Her lips part. Close. Part again. Something moves behind those empty eyes, deep and faint. She blinks.
“Mo?”
I take a step toward her. The head alpha makes a warning sound, and Sophie flinches. Her eyes drop to the floor, her shoulders hunch, and she goes completely still.
I’ve seen prey animals do that in the forest. The ones that have stopped running because stillness is all they have left.
My sister. The strong one. The smart one. They’ve done this to her. Three years of being broken down and worn away until there’s nothing left but the flinch and the stillness and the empty eyes.
She’s not on her deathbed. But it’s like she’s dead to the world.
“Take her to her room,” the alpha says to Stuart, gesturing at me.
Stuart reaches for my arm.
I pivot the way Archer taught me, dropping my weight, rotating my hip, and slamming my fist into Stuart’s throat. He staggers back, choking, eyes wide, and I’m already moving. I grab his wrist, twist, use his momentum against him the way Archer drilled into me for hours in the yard, and Stuart hits the floor on his back with a sound that is deeply, deeply satisfying.
“Don’t fucking touch me!”
The guards rush in—two of them. The first one grabs my shoulder, and I spin and sink my teeth into his forearm so hard I taste blood. He screams and lets go, and I drive my knee into his groin. He drops.
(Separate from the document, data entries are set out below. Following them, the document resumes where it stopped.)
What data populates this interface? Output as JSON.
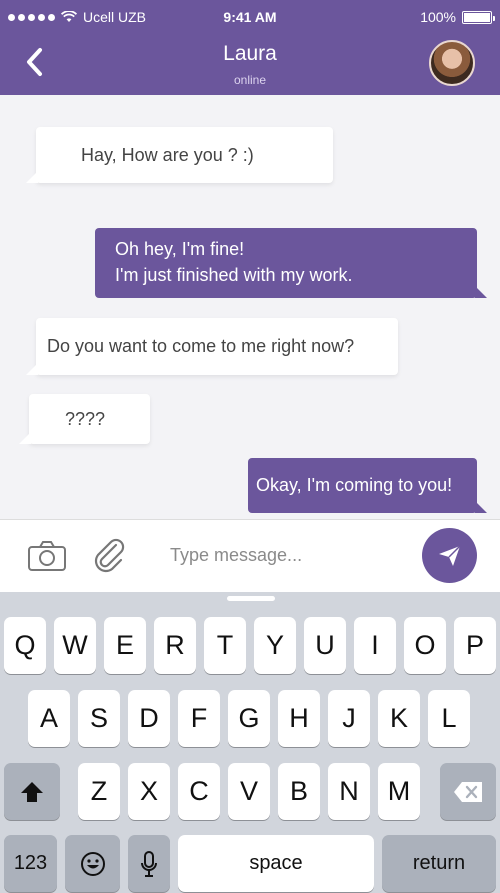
{
  "status_bar": {
    "carrier": "Ucell UZB",
    "time": "9:41 AM",
    "battery": "100%"
  },
  "contact": {
    "name": "Laura",
    "status": "online"
  },
  "messages": [
    {
      "direction": "incoming",
      "lines": [
        "Hay, How are you ? :)"
      ]
    },
    {
      "direction": "outgoing",
      "lines": [
        "Oh hey, I'm fine!",
        "I'm just finished with my work."
      ]
    },
    {
      "direction": "incoming",
      "lines": [
        "Do you want to come to me right now?"
      ]
    },
    {
      "direction": "incoming",
      "lines": [
        "????"
      ]
    },
    {
      "direction": "outgoing",
      "lines": [
        "Okay, I'm coming to you!"
      ]
    }
  ],
  "composer": {
    "placeholder": "Type message..."
  },
  "keyboard": {
    "row1": [
      "Q",
      "W",
      "E",
      "R",
      "T",
      "Y",
      "U",
      "I",
      "O",
      "P"
    ],
    "row2": [
      "A",
      "S",
      "D",
      "F",
      "G",
      "H",
      "J",
      "K",
      "L"
    ],
    "row3": [
      "Z",
      "X",
      "C",
      "V",
      "B",
      "N",
      "M"
    ],
    "numbers_label": "123",
    "space_label": "space",
    "return_label": "return"
  },
  "colors": {
    "accent": "#6b569c",
    "background": "#f3f3f6",
    "keyboard": "#d1d5dc"
  },
  "icons": [
    "back-chevron-icon",
    "wifi-icon",
    "camera-icon",
    "paperclip-icon",
    "send-icon",
    "shift-icon",
    "backspace-icon",
    "emoji-icon",
    "microphone-icon"
  ]
}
The second guard is bigger. He gets his arms around me from behind, pinning mine and lifting me off the ground. I throw my head back and feel the crunch of his nose against my skull. His grip loosens for half a second, and I wrench free, stumbling forward, chest heaving, blood on my teeth, fists up.
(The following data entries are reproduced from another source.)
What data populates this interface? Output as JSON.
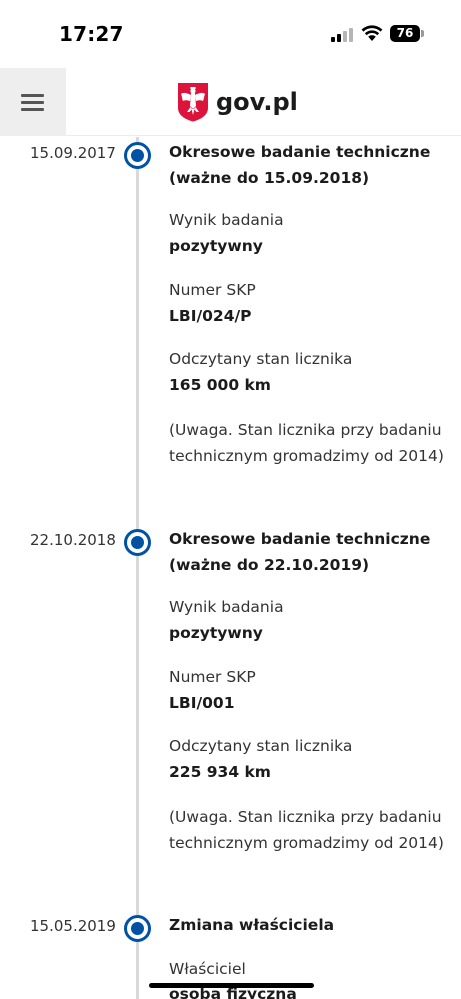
{
  "status_bar": {
    "time": "17:27",
    "battery": "76"
  },
  "header": {
    "brand": "gov.pl",
    "menu_icon": "hamburger-icon",
    "emblem_icon": "polish-eagle-emblem"
  },
  "colors": {
    "accent": "#0052a5",
    "timeline_line": "#d9d9d9",
    "menu_bg": "#eeeeee",
    "emblem_red": "#dc143c"
  },
  "entries": [
    {
      "date": "15.09.2017",
      "title": "Okresowe badanie techniczne (ważne do 15.09.2018)",
      "result_label": "Wynik badania",
      "result_value": "pozytywny",
      "skp_label": "Numer SKP",
      "skp_value": "LBI/024/P",
      "odometer_label": "Odczytany stan licznika",
      "odometer_value": "165 000 km",
      "note": "(Uwaga. Stan licznika przy badaniu technicznym gromadzimy od 2014)"
    },
    {
      "date": "22.10.2018",
      "title": "Okresowe badanie techniczne (ważne do 22.10.2019)",
      "result_label": "Wynik badania",
      "result_value": "pozytywny",
      "skp_label": "Numer SKP",
      "skp_value": "LBI/001",
      "odometer_label": "Odczytany stan licznika",
      "odometer_value": "225 934 km",
      "note": "(Uwaga. Stan licznika przy badaniu technicznym gromadzimy od 2014)"
    },
    {
      "date": "15.05.2019",
      "title": "Zmiana właściciela",
      "owner_label": "Właściciel",
      "owner_value": "osoba fizyczna"
    }
  ]
}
It takes three grown males to pin one omega to the floor, and even then, I’m still thrashing, still snapping, still spitting blood in their faces.
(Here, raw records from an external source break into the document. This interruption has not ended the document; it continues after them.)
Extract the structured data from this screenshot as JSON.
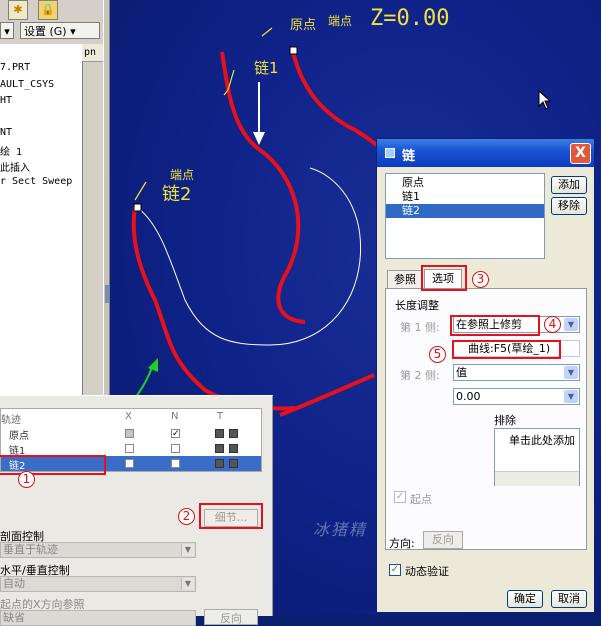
{
  "toolbar": {
    "settings_label": "设置 (G)",
    "star_icon": "star-icon",
    "lock_icon": "lock-icon"
  },
  "model_tree": {
    "col_header": "pn",
    "items": [
      "7.PRT",
      "AULT_CSYS",
      "HT",
      "",
      "NT",
      "绘 1",
      "此插入",
      "r Sect Sweep"
    ]
  },
  "viewport": {
    "origin_label": "原点",
    "endpoint_label": "端点",
    "z_readout": "Z=0.00",
    "chain1_label": "链1",
    "endpoint2_label": "端点",
    "chain2_label": "链2",
    "watermark": "冰猪精",
    "colors": {
      "background": "#0f238a",
      "curve": "#e8101a",
      "label": "#f2e23a"
    }
  },
  "sweep_panel": {
    "trajectory_header": "轨迹",
    "columns": [
      "X",
      "N",
      "T"
    ],
    "rows": [
      {
        "name": "原点",
        "x": true,
        "n": true
      },
      {
        "name": "链1",
        "x": false,
        "n": false
      },
      {
        "name": "链2",
        "x": false,
        "n": false,
        "selected": true
      }
    ],
    "detail_button": "细节...",
    "section_control_label": "剖面控制",
    "section_control_value": "垂直于轨迹",
    "horiz_vert_label": "水平/垂直控制",
    "horiz_vert_value": "自动",
    "start_x_label": "起点的X方向参照",
    "start_x_value": "缺省",
    "flip_button": "反向"
  },
  "dialog": {
    "title": "链",
    "close_label": "X",
    "references": [
      "原点",
      "链1",
      "链2"
    ],
    "selected_index": 2,
    "add_button": "添加",
    "remove_button": "移除",
    "tabs": [
      "参照",
      "选项"
    ],
    "active_tab": "选项",
    "length_adjust_label": "长度调整",
    "side1_label": "第 1 侧:",
    "side1_value": "在参照上修剪",
    "curve_value": "曲线:F5(草绘_1)",
    "side2_label": "第 2 侧:",
    "side2_value": "值",
    "side2_number": "0.00",
    "exclude_label": "排除",
    "exclude_placeholder": "单击此处添加",
    "start_point_label": "起点",
    "direction_label": "方向:",
    "flip_button": "反向",
    "dynamic_verify_label": "动态验证",
    "ok_button": "确定",
    "cancel_button": "取消"
  },
  "annotations": [
    "1",
    "2",
    "3",
    "4",
    "5"
  ]
}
“Fuck you! Fuck all of you! I’ll gut every last one of you shit-stained, motherfucking, cock-rotted—”
Someone hits me. Hard. Everything goes dark. When the haze starts to clear, I realize my wrists are bound, and I’m beingdragged. Down a hallway. Downstairs. Stone walls closing in and the smell of damp and mould.
I know this smell. I know these stairs, but I am still too disoriented from the hit to the head to connect the dots.
The iron door creaks open, and I am roughly tossed in. The bolt slides shut, and I’m in the dark, surrounded by the musty stench. My body remembers where I am before my brain can catch up.
This is the same cell.
The same narrow bed with the rusted frame. The same dampness that seeps through the floor and drips down the stone walls. The same window slot near the ceiling lets in a strip of grey light—the same bucket in the corner. The scratch marks on the wall that I put there three years ago, counting the days until they came for me.
I press my back against the wall and slide down to the floor. My hands are shaking. My whole body is shaking, and my head is pounding. The fight drained out of me the second that door closed.
I wrap my arms around my knees and press my forehead against them and try to breathe the way Silas breathes. Slow. Steady. In and out.
You’re not that girl.
You survived three years alone. You jumped a ravine. You learned to fight. You have people who care about you. You’re not that girl.
The shaking slows. I put three of them on the ground before they got me. It took five to hold me down. That’s not nothing.
Thank you, Archer.
The head alpha thinks he’s caught himself a broken omega. I think the cell and the guards and Sophie’s empty eyes are enough to make me fold. Thinks the story ends the same way it did last time.
He’s wrong.
I’m getting out of this cell. And I’m taking Sophie with me. Not leaving this place without my sister. Not this time.